The front page of the Enterprise was almost nothing but obituaries. In October, Navy enlistee William Vann was reported to be recovering from the flu in an Eastern Army hospital.  Not so lucky was the 18-year-old son of Daniel and Ida Ambrose, who succumbed. So too, was the well-liked and well-known Adolph Widenmann, who had been appointed just the week before by the governor of California to the post of county Supervisor to fill the vacancy caused by the death of Mr. Widenmann’s brother.

In November, Mrs. Oscar Van Bulen of Cement City died, leaving behind a grieving husband and two children, a boy, 7, and a girl, 3. Miss Nellie Keym of Oakland, who was in her 20s, had come for a visit. Upon returning home, she contracted the flu, which turned into pneumonia (the usual complication) and died.

Earl C. Smith, an employee of the Southern Pacific Co., died in the Oakland Hospital after complications from the flu, leaving behind a wife and three small children. The family was visiting relatives in Texas when their father became ill, and were not permitted to leave because of quarantine. To compound the tragedy, Earl’s brother died in the same hospital the same week from the same complications.

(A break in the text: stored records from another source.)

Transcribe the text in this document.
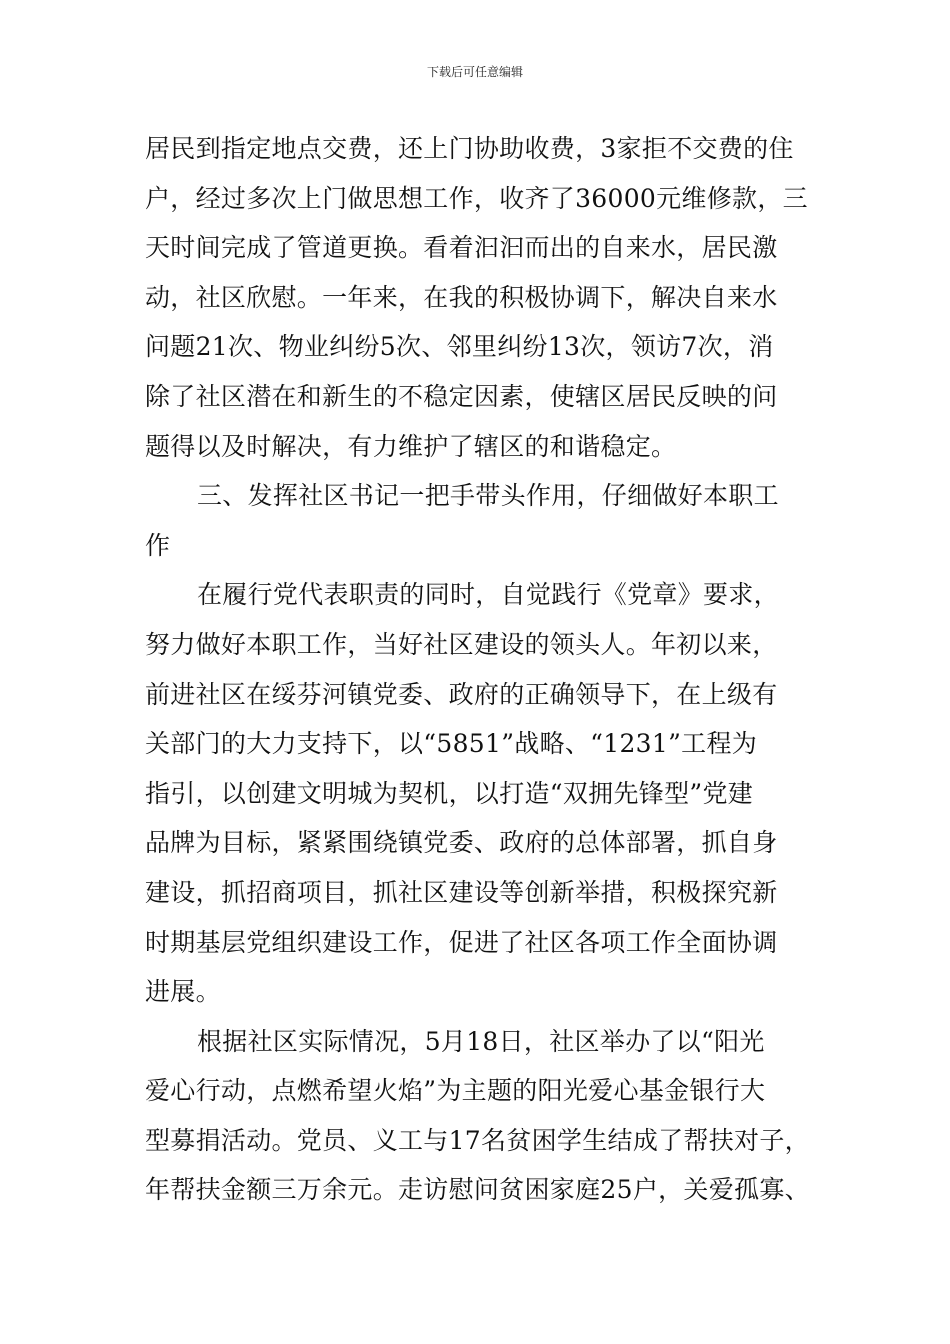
下载后可任意编辑
居民到指定地点交费，还上门协助收费，3家拒不交费的住
户，经过多次上门做思想工作，收齐了36000元维修款，三
天时间完成了管道更换。看着汩汩而出的自来水，居民激
动，社区欣慰。一年来，在我的积极协调下，解决自来水
问题21次、物业纠纷5次、邻里纠纷13次，领访7次，消
除了社区潜在和新生的不稳定因素，使辖区居民反映的问
题得以及时解决，有力维护了辖区的和谐稳定。
三、发挥社区书记一把手带头作用，仔细做好本职工
作
在履行党代表职责的同时，自觉践行《党章》要求，
努力做好本职工作，当好社区建设的领头人。年初以来，
前进社区在绥芬河镇党委、政府的正确领导下，在上级有
关部门的大力支持下，以“5851”战略、“1231”工程为
指引，以创建文明城为契机，以打造“双拥先锋型”党建
品牌为目标，紧紧围绕镇党委、政府的总体部署，抓自身
建设，抓招商项目，抓社区建设等创新举措，积极探究新
时期基层党组织建设工作，促进了社区各项工作全面协调
进展。
根据社区实际情况，5月18日，社区举办了以“阳光
爱心行动，点燃希望火焰”为主题的阳光爱心基金银行大
型募捐活动。党员、义工与17名贫困学生结成了帮扶对子，
年帮扶金额三万余元。走访慰问贫困家庭25户，关爱孤寡、
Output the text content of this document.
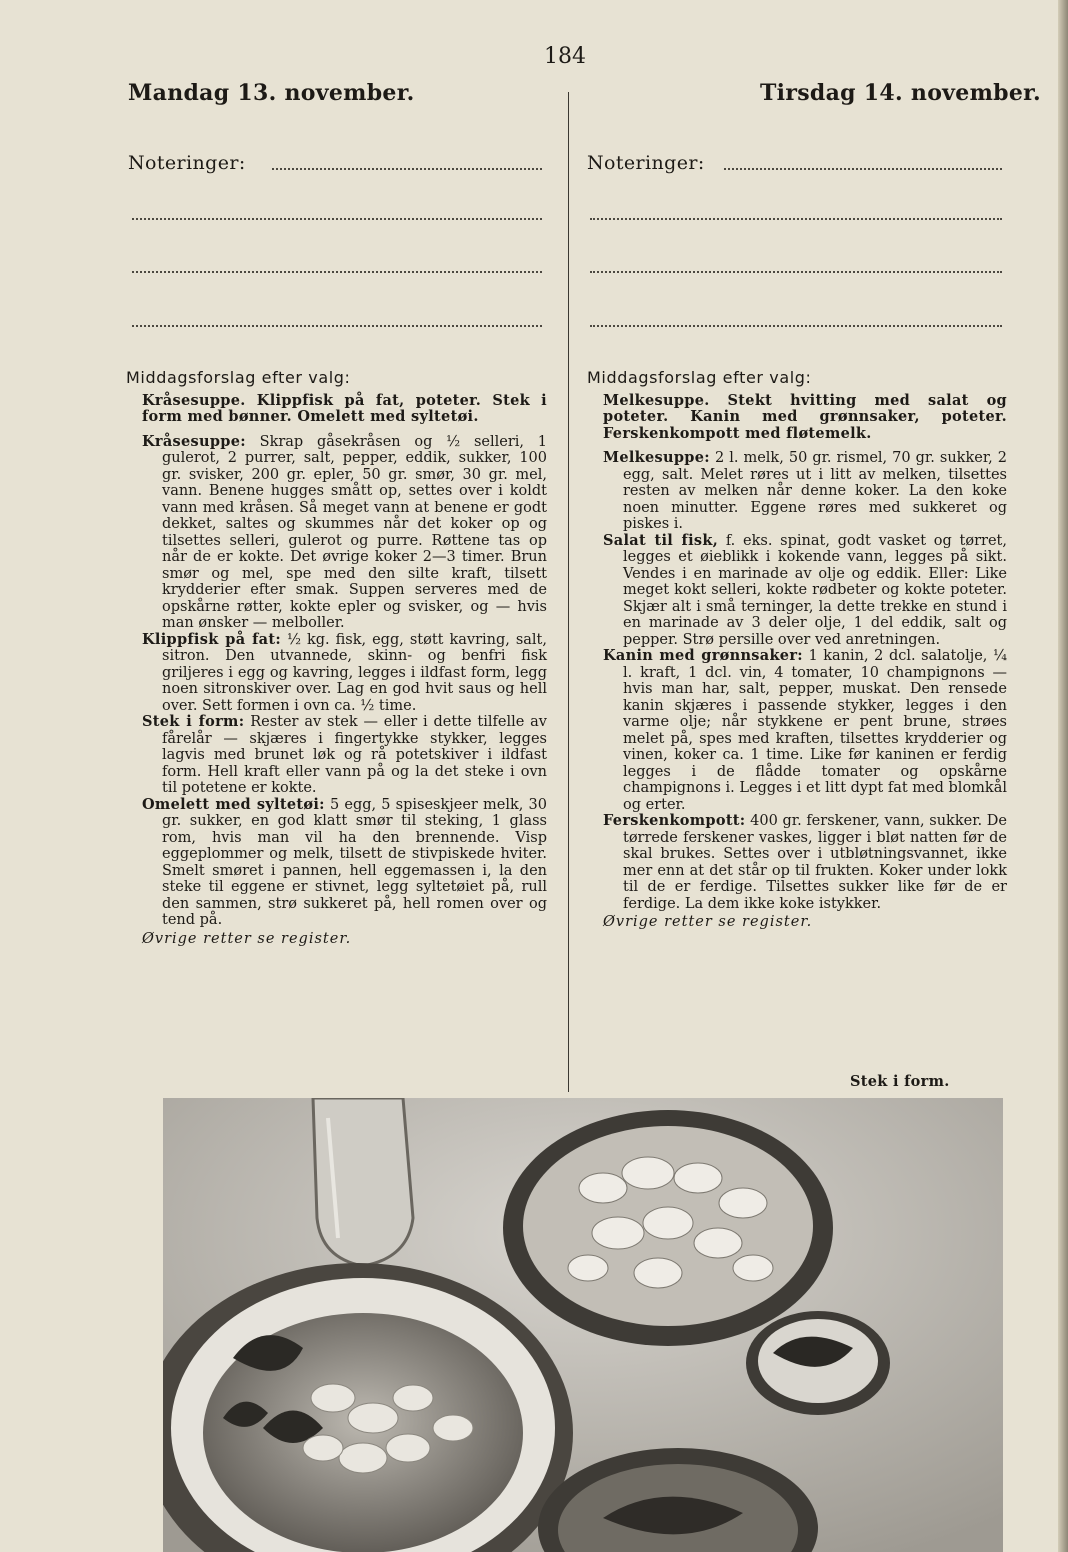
184
Mandag 13. november.	Tirsdag 14. november.
Noteringer:	Noteringer:
Middagsforslag efter valg:
Kråsesuppe. Klippfisk på fat, poteter. Stek i form med bønner. Omelett med syltetøi.

Kråsesuppe: Skrap gåsekråsen og ½ selleri, 1 gulerot, 2 purrer, salt, pepper, eddik, sukker, 100 gr. svisker, 200 gr. epler, 50 gr. smør, 30 gr. mel, vann. Benene hugges smått op, settes over i koldt vann med kråsen. Så meget vann at benene er godt dekket, saltes og skummes når det koker op og tilsettes selleri, gulerot og purre. Røttene tas op når de er kokte. Det øvrige koker 2—3 timer. Brun smør og mel, spe med den silte kraft, tilsett krydderier efter smak. Suppen serveres med de opskårne røtter, kokte epler og svisker, og — hvis man ønsker — melboller.

Klippfisk på fat: ½ kg. fisk, egg, støtt kavring, salt, sitron. Den utvannede, skinn- og benfri fisk griljeres i egg og kavring, legges i ildfast form, legg noen sitronskiver over. Lag en god hvit saus og hell over. Sett formen i ovn ca. ½ time.

Stek i form: Rester av stek — eller i dette tilfelle av fårelår — skjæres i fingertykke stykker, legges lagvis med brunet løk og rå potetskiver i ildfast form. Hell kraft eller vann på og la det steke i ovn til potetene er kokte.

Omelett med syltetøi: 5 egg, 5 spiseskjeer melk, 30 gr. sukker, en god klatt smør til steking, 1 glass rom, hvis man vil ha den brennende. Visp eggeplommer og melk, tilsett de stivpiskede hviter. Smelt smøret i pannen, hell eggemassen i, la den steke til eggene er stivnet, legg syltetøiet på, rull den sammen, strø sukkeret på, hell romen over og tend på.

Øvrige retter se register.
Middagsforslag efter valg:
Melkesuppe. Stekt hvitting med salat og poteter. Kanin med grønnsaker, poteter. Ferskenkompott med fløtemelk.

Melkesuppe: 2 l. melk, 50 gr. rismel, 70 gr. sukker, 2 egg, salt. Melet røres ut i litt av melken, tilsettes resten av melken når denne koker. La den koke noen minutter. Eggene røres med sukkeret og piskes i.

Salat til fisk, f. eks. spinat, godt vasket og tørret, legges et øieblikk i kokende vann, legges på sikt. Vendes i en marinade av olje og eddik. Eller: Like meget kokt selleri, kokte rødbeter og kokte poteter. Skjær alt i små terninger, la dette trekke en stund i en marinade av 3 deler olje, 1 del eddik, salt og pepper. Strø persille over ved anretningen.

Kanin med grønnsaker: 1 kanin, 2 dcl. salatolje, ¼ l. kraft, 1 dcl. vin, 4 tomater, 10 champignons — hvis man har, salt, pepper, muskat. Den rensede kanin skjæres i passende stykker, legges i den varme olje; når stykkene er pent brune, strøes melet på, spes med kraften, tilsettes krydderier og vinen, koker ca. 1 time. Like før kaninen er ferdig legges i de flådde tomater og opskårne champignons i. Legges i et litt dypt fat med blomkål og erter.

Ferskenkompott: 400 gr. ferskener, vann, sukker. De tørrede ferskener vaskes, ligger i bløt natten før de skal brukes. Settes over i utbløtningsvannet, ikke mer enn at det står op til frukten. Koker under lokk til de er ferdige. Tilsettes sukker like før de er ferdige. La dem ikke koke istykker.

Øvrige retter se register.
Stek i form.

The town trustees, in a special meeting in early November, ordered the poolroom be closed as a precautionary measure against the spread of the virus. By December, the last month of such a terrible year, Henry and Kathryn Goosen suffered a terrible blow.

Their eldest son, Victor, just 20 years old, succumbed on Christmas morning. Henry Goosen was a self-made man who went into the hardware store business and eventually owned the Fairfield water works. The Goosens’ restored home graces Empire Street in Fairfield.

The flu would finally peter out by the spring of 1919, but not until it caused widespread heartache and grief. The county hospital was completed by 1920.

References: Fairfield Enterprise, January-December 1918, January-June 1919.